The Formula For Shear Modulus
All the formulas relate to Shear Modulus are available on Extramarks.
Derivation Of The Shear Modulus Formula
For the derivation of the Shear Modulus Formula, learners can go to Extramarks which is a student-friendly website that provides the best solutions.
1] Shear Stress
The internal restoring force causes the elastic body to return to its original shape. The restoring force per unit area acting on this deformed object is called stress. If the force acting on the surface is parallel to it and therefore the stress acting on the surface is also tangential. Stress is referred to herein as shear stress or tangential stress. This stress is expressed in Newtons per square meter. Students can peruse more such study materials on Shear Modulus Formula on Extramarks.
2] Shear Strain
Strain is a measure of the deformation experienced by a body in the direction of an applied force. It is also divided by the initial measurement of the body.

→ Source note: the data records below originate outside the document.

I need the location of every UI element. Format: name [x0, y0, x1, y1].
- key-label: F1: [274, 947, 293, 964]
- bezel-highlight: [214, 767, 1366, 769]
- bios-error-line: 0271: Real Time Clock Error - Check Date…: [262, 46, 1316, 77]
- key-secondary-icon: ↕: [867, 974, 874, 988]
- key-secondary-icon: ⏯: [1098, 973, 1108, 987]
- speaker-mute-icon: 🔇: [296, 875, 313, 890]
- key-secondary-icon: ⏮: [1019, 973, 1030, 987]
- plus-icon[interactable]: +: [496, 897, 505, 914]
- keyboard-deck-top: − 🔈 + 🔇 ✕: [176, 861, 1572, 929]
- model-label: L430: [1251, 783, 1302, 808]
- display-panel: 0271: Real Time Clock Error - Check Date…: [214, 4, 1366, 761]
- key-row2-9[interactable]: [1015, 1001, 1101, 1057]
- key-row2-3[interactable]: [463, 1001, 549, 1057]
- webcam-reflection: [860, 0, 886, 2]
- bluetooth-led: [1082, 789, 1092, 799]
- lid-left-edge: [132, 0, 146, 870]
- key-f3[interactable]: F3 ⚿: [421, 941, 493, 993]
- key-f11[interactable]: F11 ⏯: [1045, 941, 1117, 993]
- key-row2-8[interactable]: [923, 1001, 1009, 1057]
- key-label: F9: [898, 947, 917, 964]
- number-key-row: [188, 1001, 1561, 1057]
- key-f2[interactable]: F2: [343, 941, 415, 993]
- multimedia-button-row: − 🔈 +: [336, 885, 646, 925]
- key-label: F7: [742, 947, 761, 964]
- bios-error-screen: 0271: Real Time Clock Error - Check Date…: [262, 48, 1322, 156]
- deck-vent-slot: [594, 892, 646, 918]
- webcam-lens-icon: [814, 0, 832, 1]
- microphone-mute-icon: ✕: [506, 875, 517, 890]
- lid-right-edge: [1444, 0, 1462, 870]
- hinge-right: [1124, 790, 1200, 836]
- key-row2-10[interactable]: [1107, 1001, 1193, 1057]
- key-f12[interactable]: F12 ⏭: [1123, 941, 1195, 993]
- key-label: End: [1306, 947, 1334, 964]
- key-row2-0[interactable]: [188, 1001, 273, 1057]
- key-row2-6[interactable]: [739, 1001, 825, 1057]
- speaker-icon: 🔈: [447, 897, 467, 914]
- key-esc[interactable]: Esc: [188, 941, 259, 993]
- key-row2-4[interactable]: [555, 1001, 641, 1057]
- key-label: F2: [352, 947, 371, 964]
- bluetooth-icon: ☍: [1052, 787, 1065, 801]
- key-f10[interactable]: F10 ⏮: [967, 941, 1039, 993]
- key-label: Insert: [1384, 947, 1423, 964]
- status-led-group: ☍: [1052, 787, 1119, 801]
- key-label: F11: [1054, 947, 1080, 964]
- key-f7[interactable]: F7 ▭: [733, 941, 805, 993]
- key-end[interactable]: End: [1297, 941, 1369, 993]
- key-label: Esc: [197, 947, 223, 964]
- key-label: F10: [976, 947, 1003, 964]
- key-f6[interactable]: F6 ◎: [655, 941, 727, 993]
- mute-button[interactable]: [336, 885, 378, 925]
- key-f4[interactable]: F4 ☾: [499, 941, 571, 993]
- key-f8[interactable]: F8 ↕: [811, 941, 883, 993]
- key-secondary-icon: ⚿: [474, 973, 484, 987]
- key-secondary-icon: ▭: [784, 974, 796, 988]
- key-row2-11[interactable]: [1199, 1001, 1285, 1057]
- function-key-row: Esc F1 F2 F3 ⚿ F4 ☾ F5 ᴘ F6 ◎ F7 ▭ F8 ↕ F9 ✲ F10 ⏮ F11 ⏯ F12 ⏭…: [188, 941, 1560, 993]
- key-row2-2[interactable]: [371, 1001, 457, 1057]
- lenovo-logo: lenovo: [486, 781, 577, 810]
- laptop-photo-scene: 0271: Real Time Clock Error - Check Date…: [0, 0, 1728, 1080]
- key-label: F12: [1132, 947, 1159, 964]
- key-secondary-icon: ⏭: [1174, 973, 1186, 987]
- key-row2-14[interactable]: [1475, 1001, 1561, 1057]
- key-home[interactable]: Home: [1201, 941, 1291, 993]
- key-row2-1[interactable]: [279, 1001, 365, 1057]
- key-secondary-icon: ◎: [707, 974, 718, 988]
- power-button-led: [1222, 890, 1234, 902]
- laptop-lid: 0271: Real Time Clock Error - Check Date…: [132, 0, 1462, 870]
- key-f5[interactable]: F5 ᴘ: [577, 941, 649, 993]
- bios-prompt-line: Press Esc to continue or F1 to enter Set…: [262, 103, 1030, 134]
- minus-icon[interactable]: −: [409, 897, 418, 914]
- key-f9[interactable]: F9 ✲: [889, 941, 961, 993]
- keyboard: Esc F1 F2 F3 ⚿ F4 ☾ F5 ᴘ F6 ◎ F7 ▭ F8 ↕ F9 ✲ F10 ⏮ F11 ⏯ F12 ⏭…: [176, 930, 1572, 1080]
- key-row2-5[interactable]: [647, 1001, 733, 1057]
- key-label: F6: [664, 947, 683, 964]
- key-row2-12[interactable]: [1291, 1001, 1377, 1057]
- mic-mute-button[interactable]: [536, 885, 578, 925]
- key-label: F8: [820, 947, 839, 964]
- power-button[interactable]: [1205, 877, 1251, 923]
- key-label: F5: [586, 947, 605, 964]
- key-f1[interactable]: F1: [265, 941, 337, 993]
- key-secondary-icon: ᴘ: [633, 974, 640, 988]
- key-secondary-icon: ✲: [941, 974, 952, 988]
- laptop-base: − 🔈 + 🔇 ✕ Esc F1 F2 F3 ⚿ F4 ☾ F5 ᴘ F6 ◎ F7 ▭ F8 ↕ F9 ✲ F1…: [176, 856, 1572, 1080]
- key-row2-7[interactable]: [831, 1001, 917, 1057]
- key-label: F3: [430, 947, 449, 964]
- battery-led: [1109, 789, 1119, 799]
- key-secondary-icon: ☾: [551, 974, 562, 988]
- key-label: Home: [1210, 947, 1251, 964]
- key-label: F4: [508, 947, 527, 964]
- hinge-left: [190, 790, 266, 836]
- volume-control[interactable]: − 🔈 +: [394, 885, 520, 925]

Shear Modulus Unit And Dimension
Students can learn about the unit and dimension of the Shear Modulus Formula on the Extramarks website.
Solved Examples For Shear Modulus Formula
Q.1: The thickness of the metal plate is 0.3 inches. Drill a 0.6-inch radius hole in the plate. If the shear strength is FA = 4 × 104 lb sq in, then determine the force required to make a hole.
Solution: Shear stress is applied over the cylindrical surface. Apply Shear Modulus Formula
Hence the area of the cylindrical surface,
=2πrh=2×3.14×0.06×0.30
= 0.11304 square inches
Given, FA = 4 × 104 pounds squared
Therefore, the force required to pierce = 4 × 104 × 0.11304
Force = 4521.6 lbs
For more such examples on the Shear Modulus Formula, students can visit the Extramarks website.